I had to work with said attendee during the squat and deadlift demo, what a pleasure that was.
Thanks dude. Every experience can lead to an education of sorts. This definitely was one for me, and def not for him.
@cali. I would have loved to have seen you stand your ground against that jerk. I’ve met his “kind” before–sounds like 95% ego but I’m sure there was some stupidity and laziness in him too. As usual, very well written.
Thanks for the write-up, Cali.
I found this helpful both from an athlete’s and from a coach’s perspective. That ego thing is difficult to deal with, no matter which side you are on.
BUT, as much as I liked your blog article, I have one major problem with it. The Yeti is from the Himalayas in Nepal. The Sasquatch is from the Pacific Northwest.
as always, good stuff, @cali
Primo article and well written.
My wife and I were at a box that exemplified…yes f’n exemplified your trifecta. Yup.

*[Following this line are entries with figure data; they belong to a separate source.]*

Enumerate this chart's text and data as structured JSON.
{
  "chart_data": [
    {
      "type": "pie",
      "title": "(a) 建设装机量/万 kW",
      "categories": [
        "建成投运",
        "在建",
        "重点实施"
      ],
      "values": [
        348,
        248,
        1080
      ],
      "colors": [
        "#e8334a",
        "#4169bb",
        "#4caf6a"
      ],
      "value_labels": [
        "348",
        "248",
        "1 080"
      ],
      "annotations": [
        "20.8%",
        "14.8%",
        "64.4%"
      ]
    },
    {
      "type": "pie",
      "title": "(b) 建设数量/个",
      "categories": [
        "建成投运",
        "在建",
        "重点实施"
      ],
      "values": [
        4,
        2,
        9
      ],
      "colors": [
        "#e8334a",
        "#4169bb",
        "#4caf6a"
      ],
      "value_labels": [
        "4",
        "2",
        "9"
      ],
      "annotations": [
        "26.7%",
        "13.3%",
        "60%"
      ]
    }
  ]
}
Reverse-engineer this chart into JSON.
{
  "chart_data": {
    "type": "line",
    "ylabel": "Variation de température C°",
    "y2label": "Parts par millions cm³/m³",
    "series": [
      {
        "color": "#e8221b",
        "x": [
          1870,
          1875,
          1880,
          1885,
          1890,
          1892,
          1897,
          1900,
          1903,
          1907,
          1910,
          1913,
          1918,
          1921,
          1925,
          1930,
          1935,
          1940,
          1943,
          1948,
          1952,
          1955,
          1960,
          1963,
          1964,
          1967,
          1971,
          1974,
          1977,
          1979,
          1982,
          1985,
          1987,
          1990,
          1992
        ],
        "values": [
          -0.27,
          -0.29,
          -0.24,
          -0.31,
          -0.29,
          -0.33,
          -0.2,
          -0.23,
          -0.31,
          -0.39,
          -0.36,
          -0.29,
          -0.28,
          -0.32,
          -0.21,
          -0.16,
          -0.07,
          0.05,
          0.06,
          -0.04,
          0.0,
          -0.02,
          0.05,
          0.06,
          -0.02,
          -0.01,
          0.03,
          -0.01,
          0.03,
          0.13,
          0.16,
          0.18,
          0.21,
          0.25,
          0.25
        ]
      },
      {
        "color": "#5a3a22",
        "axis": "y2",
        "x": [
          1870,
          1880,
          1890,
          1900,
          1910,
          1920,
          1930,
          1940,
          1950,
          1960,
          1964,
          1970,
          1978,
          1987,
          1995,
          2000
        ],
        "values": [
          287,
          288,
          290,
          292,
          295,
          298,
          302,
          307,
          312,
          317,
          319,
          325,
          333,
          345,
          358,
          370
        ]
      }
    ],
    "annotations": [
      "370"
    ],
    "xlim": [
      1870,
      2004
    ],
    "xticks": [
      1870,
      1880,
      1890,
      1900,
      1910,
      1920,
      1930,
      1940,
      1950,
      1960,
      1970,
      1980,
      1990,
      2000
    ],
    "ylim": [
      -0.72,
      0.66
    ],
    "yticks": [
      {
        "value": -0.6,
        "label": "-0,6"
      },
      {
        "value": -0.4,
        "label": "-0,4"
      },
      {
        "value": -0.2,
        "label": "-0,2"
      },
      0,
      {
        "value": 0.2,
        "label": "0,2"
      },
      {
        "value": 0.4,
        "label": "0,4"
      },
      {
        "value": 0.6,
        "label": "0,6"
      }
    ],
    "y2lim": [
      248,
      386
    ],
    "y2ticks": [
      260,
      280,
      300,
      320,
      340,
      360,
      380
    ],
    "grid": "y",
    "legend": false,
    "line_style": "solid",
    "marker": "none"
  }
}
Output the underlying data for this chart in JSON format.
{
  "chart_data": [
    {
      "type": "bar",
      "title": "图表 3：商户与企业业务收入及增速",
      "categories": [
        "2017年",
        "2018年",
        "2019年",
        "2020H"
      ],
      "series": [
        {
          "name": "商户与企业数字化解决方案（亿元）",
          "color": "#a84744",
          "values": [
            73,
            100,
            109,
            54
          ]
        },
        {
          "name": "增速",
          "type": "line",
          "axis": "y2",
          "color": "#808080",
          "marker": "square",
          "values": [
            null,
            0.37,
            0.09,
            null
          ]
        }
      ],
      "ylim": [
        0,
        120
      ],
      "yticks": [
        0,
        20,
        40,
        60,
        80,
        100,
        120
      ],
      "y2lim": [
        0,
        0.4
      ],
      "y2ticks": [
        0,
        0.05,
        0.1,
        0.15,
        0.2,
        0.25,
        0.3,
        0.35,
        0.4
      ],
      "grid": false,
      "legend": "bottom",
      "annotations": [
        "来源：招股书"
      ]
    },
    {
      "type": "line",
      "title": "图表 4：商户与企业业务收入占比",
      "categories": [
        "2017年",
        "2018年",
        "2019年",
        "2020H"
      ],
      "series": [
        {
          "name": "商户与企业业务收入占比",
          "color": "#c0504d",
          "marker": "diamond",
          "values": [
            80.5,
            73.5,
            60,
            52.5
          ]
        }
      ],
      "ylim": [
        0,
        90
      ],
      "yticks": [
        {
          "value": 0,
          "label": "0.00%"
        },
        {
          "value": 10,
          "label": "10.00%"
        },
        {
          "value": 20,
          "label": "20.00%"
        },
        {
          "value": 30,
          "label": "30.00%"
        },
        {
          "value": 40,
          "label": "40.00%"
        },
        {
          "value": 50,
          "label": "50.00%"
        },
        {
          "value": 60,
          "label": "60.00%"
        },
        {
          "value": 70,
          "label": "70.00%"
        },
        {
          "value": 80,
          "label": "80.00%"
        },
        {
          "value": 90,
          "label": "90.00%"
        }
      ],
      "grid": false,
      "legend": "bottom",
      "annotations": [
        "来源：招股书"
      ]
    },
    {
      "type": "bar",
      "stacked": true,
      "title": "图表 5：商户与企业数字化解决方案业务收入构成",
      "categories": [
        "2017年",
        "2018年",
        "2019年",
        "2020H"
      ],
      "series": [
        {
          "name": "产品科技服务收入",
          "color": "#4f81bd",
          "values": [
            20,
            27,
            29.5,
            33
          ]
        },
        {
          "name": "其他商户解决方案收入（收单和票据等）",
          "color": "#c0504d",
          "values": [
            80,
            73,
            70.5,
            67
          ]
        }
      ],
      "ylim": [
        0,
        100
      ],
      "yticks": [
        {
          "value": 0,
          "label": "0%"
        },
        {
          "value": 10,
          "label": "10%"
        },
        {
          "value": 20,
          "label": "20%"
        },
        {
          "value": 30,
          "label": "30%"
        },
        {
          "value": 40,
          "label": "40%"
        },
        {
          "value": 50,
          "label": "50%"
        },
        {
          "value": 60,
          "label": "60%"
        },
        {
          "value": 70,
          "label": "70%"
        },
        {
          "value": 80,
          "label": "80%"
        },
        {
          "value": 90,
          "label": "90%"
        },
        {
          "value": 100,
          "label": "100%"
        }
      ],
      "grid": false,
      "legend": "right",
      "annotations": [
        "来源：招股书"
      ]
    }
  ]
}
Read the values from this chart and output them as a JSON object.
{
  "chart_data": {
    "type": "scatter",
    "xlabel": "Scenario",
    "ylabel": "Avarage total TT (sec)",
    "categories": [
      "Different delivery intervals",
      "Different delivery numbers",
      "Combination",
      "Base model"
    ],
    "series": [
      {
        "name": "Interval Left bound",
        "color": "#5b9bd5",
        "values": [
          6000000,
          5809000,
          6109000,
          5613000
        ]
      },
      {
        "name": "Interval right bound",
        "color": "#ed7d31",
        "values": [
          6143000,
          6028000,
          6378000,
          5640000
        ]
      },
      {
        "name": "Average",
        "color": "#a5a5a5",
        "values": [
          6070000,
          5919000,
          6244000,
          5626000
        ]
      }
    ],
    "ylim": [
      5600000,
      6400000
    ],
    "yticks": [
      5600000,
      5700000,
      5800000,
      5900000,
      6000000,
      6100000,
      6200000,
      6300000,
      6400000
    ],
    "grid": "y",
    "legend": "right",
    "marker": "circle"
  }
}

We wised up and moved on.
My wonderful badassery wife who is in the medical profession (PT) and former D1 athlete (field hockey at the University of Maryland) has dealt with the same at our former gym. Especially from unqualified owners that “stayed at a Holiday Inn last night”.
Yeah. We have stories to kick around the campfire.
Thanks for the reminder. I plan on sharing the article to my fellow trainers at our new box.
In Praxis We Trust,
You need one of these at your seminars… http://youtu.be/RzToNo7A-94
The “Laziness” section is wildly apparent with kids. When I’m trying to get my daughter to jump across crash mats, roll, or whatever during her gymnastics class, my level of enthusiasm (and active participation) directly correlates to hers.
Awesome write up
I was at this particular seminar! Awesome article.